A real-time, dockerized Kafka event processor pipeline (utilizing an Apache Storm topology). The project is running in AWS with automated infrastructure deployment and execution, using Ansible.
This project requires Ansible, Java8, Apache Maven and an AWS account. In addition, even though not required, Docker, redis-cli, Apache Kafka will be nice to have installed locally, to further explore various parts of this project.
Tools/Services Used
Java
Ansible
Docker
Apache Zookeeper
Apache Kafka
Apache Storm
AWS
EC2
RDS
Elasticache(Redis)
S3
Short Description
A real-time, dockerized Kafka event processor pipeline (utilizing an Apache Storm topology). The project is running in AWS with automated infrastructure deployment and execution, using Ansible.
Process Description
The events (in following format - CustID,Balance) for this pipeline are being generated by KafkaStormProducer.jar(generated from the KafkaStormProducer module by maven). The KafkaStormProducer.jar publeshes to Kafka topic from local machine. The topic acts as a source(Spout in Storm's world) for StormLookup topology, which for each event(tuple in Storm's world) does
LookupBolt
Extracts the CustID from the tuple
Looks up the Redis cluster and gets the SSN for that CustID
Passes the SSN along with the Balance to both RDSInserterBolt and S3WriterBolt
RDSInserterBolt
For each tuple does an upsert in RDS PSQL Balances table
S3WriterBolt
Accumulates the tuples received based on either specified count or specified time delta(whatever happens first)
Generates a file based on above and writes into S3
Execution
In order to execute issue ansible-playbook infrastructure.yml, while using your own AWS user. Once ansible run is complete, run one or more instances of KafkaStormProducer.jar(generated from the KafkaStormProducer module by maven).

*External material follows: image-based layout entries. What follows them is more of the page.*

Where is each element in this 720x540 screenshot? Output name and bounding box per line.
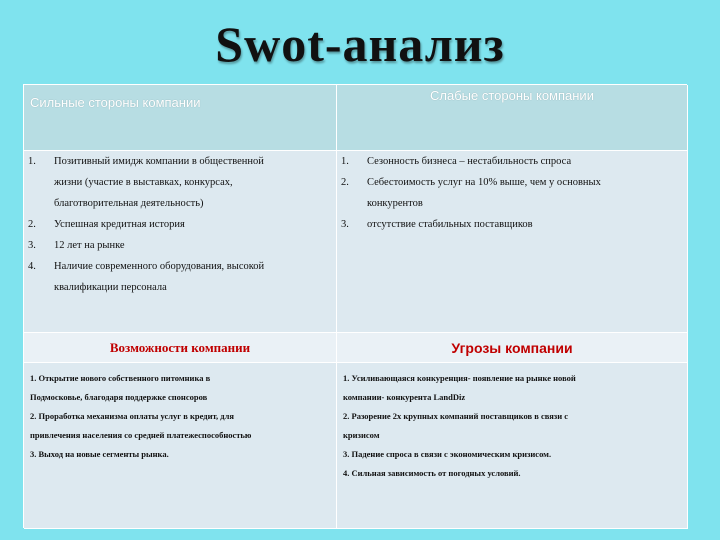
list-item-number: 1. xyxy=(28,156,36,167)
list-item xyxy=(337,151,687,172)
list-item-line: жизни (участие в выставках, конкурсах, xyxy=(54,177,233,188)
list-item-line: квалификации персонала xyxy=(54,282,167,293)
text-line: 1. Усиливающаяся конкуренция- появление на рынке новой xyxy=(343,373,576,383)
list-item-number: 2. xyxy=(341,177,349,188)
text-line: 2. Разорение 2х крупных компаний поставщиков в связи с xyxy=(343,411,569,421)
list-item-line: Успешная кредитная история xyxy=(54,219,185,230)
threats-cell xyxy=(337,363,688,529)
list-item-number: 4. xyxy=(28,261,36,272)
list-item xyxy=(337,214,687,235)
text-line: кризисом xyxy=(343,430,380,440)
list-item xyxy=(24,214,336,235)
text-line: привлечения населения со средней платежеспособностью xyxy=(30,430,252,440)
text-line: Подмосковье, благодаря поддержке спонсоров xyxy=(30,392,208,402)
strengths-header: Сильные стороны компании xyxy=(24,85,337,151)
list-item-line: Наличие современного оборудования, высокой xyxy=(54,261,265,272)
list-item xyxy=(24,256,336,298)
opportunities-cell xyxy=(24,363,337,529)
weaknesses-list xyxy=(337,151,687,235)
text-line: 1. Открытие нового собственного питомника в xyxy=(30,373,211,383)
list-item-number: 3. xyxy=(28,240,36,251)
text-line: 4. Сильная зависимость от погодных условий. xyxy=(343,468,521,478)
opportunities-header: Возможности компании xyxy=(24,333,337,363)
list-item xyxy=(24,235,336,256)
text-line: компании- конкурента LandDiz xyxy=(343,392,466,402)
text-line: 3. Выход на новые сегменты рынка. xyxy=(30,449,169,459)
list-item-number: 1. xyxy=(341,156,349,167)
list-item-line: благотворительная деятельность) xyxy=(54,198,204,209)
strengths-cell xyxy=(24,151,337,333)
weaknesses-header: Слабые стороны компании xyxy=(337,85,688,151)
text-line: 3. Падение спроса в связи с экономическим кризисом. xyxy=(343,449,552,459)
swot-table xyxy=(23,84,687,528)
list-item xyxy=(24,151,336,214)
list-item-line: Сезонность бизнеса – нестабильность спроса xyxy=(367,156,572,167)
list-item-line: Позитивный имидж компании в общественной xyxy=(54,156,264,167)
list-item-line: конкурентов xyxy=(367,198,423,209)
text-line: 2. Проработка механизма оплаты услуг в кредит, для xyxy=(30,411,234,421)
list-item-line: 12 лет на рынке xyxy=(54,240,125,251)
strengths-list xyxy=(24,151,336,298)
list-item xyxy=(337,172,687,214)
weaknesses-cell xyxy=(337,151,688,333)
list-item-line: Себестоимость услуг на 10% выше, чем у основных xyxy=(367,177,601,188)
threats-header: Угрозы компании xyxy=(337,333,688,363)
list-item-number: 2. xyxy=(28,219,36,230)
page-title: Swot-анализ xyxy=(215,16,505,72)
list-item-line: отсутствие стабильных поставщиков xyxy=(367,219,533,230)
list-item-number: 3. xyxy=(341,219,349,230)
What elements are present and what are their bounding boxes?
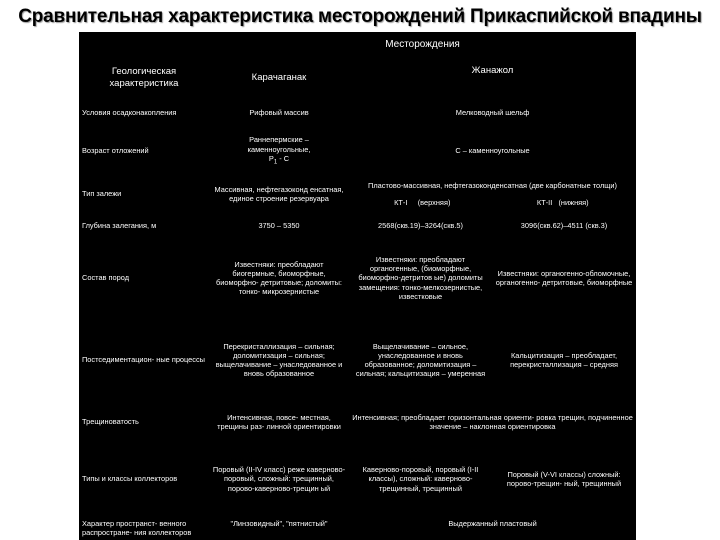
zhanazhol-deposit-main: Пластово-массивная, нефтегазоконденсатная (две карбонатные толщи) [368, 180, 617, 190]
comparison-table [79, 32, 636, 540]
kt1-depth: 2568(скв.19)–3264(скв.5) [378, 221, 463, 231]
row-postsed [79, 319, 636, 401]
kt2-rock: Известняки: органогенно-обломочные, органогенно- детритовые, биоморфные [495, 268, 633, 287]
kt2-postsed: Кальцитизация – преобладает, перекристаллизация – средняя [510, 350, 618, 369]
label-conditions: Условия осадконакопления [82, 108, 177, 118]
label-spatial: Характер пространст- венного распростране- ния коллекторов [82, 519, 192, 538]
page-title: Сравнительная характеристика месторождений Прикаспийской впадины [18, 6, 702, 27]
karachaganak-age-subscript: 1 [273, 159, 278, 166]
kt1-rock: Известняки: преобладают органогенные, (биоморфные, биоморфно-детритов ые) доломиты замещения: тонко-мелкозернистые, известковые [358, 254, 483, 301]
header-geo-char: Геологическая характеристика [109, 66, 179, 89]
kt1-postsed: Выщелачивание – сильное, унаследованное и вновь образованное; доломитизация – сильная; кальцитизация – умеренная [355, 341, 486, 379]
kt2-depth: 3096(скв.62)–4511 (скв.3) [520, 221, 608, 231]
zhanazhol-fracture: Интенсивная; преобладает горизонтальная ориенти- ровка трещин, подчиненное значение – наклонная ориентировка [352, 412, 633, 431]
header-row-fields [79, 32, 636, 59]
label-age: Возраст отложений [82, 146, 149, 156]
zhanazhol-age: С – каменноугольные [455, 146, 530, 156]
karachaganak-fracture: Интенсивная, повсе- местная, трещины раз- линной ориентировки [217, 412, 341, 431]
karachaganak-deposit-type: Массивная, нефтегазоконд енсатная, единое строение резервуара [214, 184, 344, 203]
kt1-collectors: Каверново-поровый, поровый (I-II классы), сложный: каверново- трещинный, трещинный [362, 465, 479, 493]
karachaganak-conditions: Рифовый массив [249, 108, 309, 118]
karachaganak-age-line1: Раннепермские – [249, 135, 309, 145]
karachaganak-collectors: Поровый (II-IV класс) реже каверново- поровый, сложный: трещинный, порово-каверново-трещин ый [212, 465, 346, 493]
zhanazhol-deposit-type [349, 173, 636, 215]
karachaganak-depth: 3750 – 5350 [258, 221, 300, 231]
row-collectors [79, 443, 636, 515]
comparison-table-panel [79, 32, 636, 540]
label-fracture: Трещиноватость [82, 417, 139, 427]
karachaganak-age-carbon: - C [277, 153, 290, 163]
label-collectors: Типы и классы коллекторов [82, 474, 178, 484]
zhanazhol-kt2: КТ-II [536, 198, 553, 207]
karachaganak-spatial: "Линзовидный", "пятнистый" [230, 519, 328, 528]
karachaganak-age-symbol: P [268, 153, 274, 163]
karachaganak-age-line2: каменноугольные, [247, 144, 311, 154]
zhanazhol-kt1: КТ-I [394, 198, 408, 207]
kt2-collectors: Поровый (V-VI классы) сложный: порово-трещин- ный, трещинный [506, 469, 622, 488]
zhanazhol-deposit-subcols [352, 198, 633, 207]
karachaganak-rock: Известняки: преобладают биогермные, биоморфные, биоморфно- детритовые; доломиты: тонко- микрозернистые [216, 259, 342, 297]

The pipeline will start populating the RDS and writing files into S3 at this point.
Execution Process Description
ansible-playbook infrastructure.yml
Creates a dedicated VPC for this project
Creates two subnets inside that VPC, sets up an Internet Gateway and defines all the necessary routes
Creates a SecurityGroup to be assigned to different resources throughout this project
Spins up EC2 instances and runs Zookeeper, Kafka and Storm Docker containers on them
Creates an Elastichache(Redis) cluster and populates it with lookup data
Creates an RDS Postgres instance to be populated by the pipeline
Deploys the storm topology
KafkaStormProducer
Produces events to kafka topic to be consumed by the pipeline
To Do
Make KafkaStormProducer param based
Split CustID_Balance to 2 separate files
Create a config.yml.tplt and start pushing this instead of original ansible config one
Implement time/count based batching for S3WriterBolt
Add storm logviewer to supervisor dockers
Implement a prod level logging and exception handling
Observations
If possible, always use Terraform for infrastructure creation. Ansible is good as far as working with already provisioned resources goes(i.e a kafka container is being spun up on an EC2 instance, however, terraform is much more intuitive as far as EC2 instance creation, itself, is concerned)
Warnings
Current configuration of this project will be using AWS services that are beyond the Free Tier!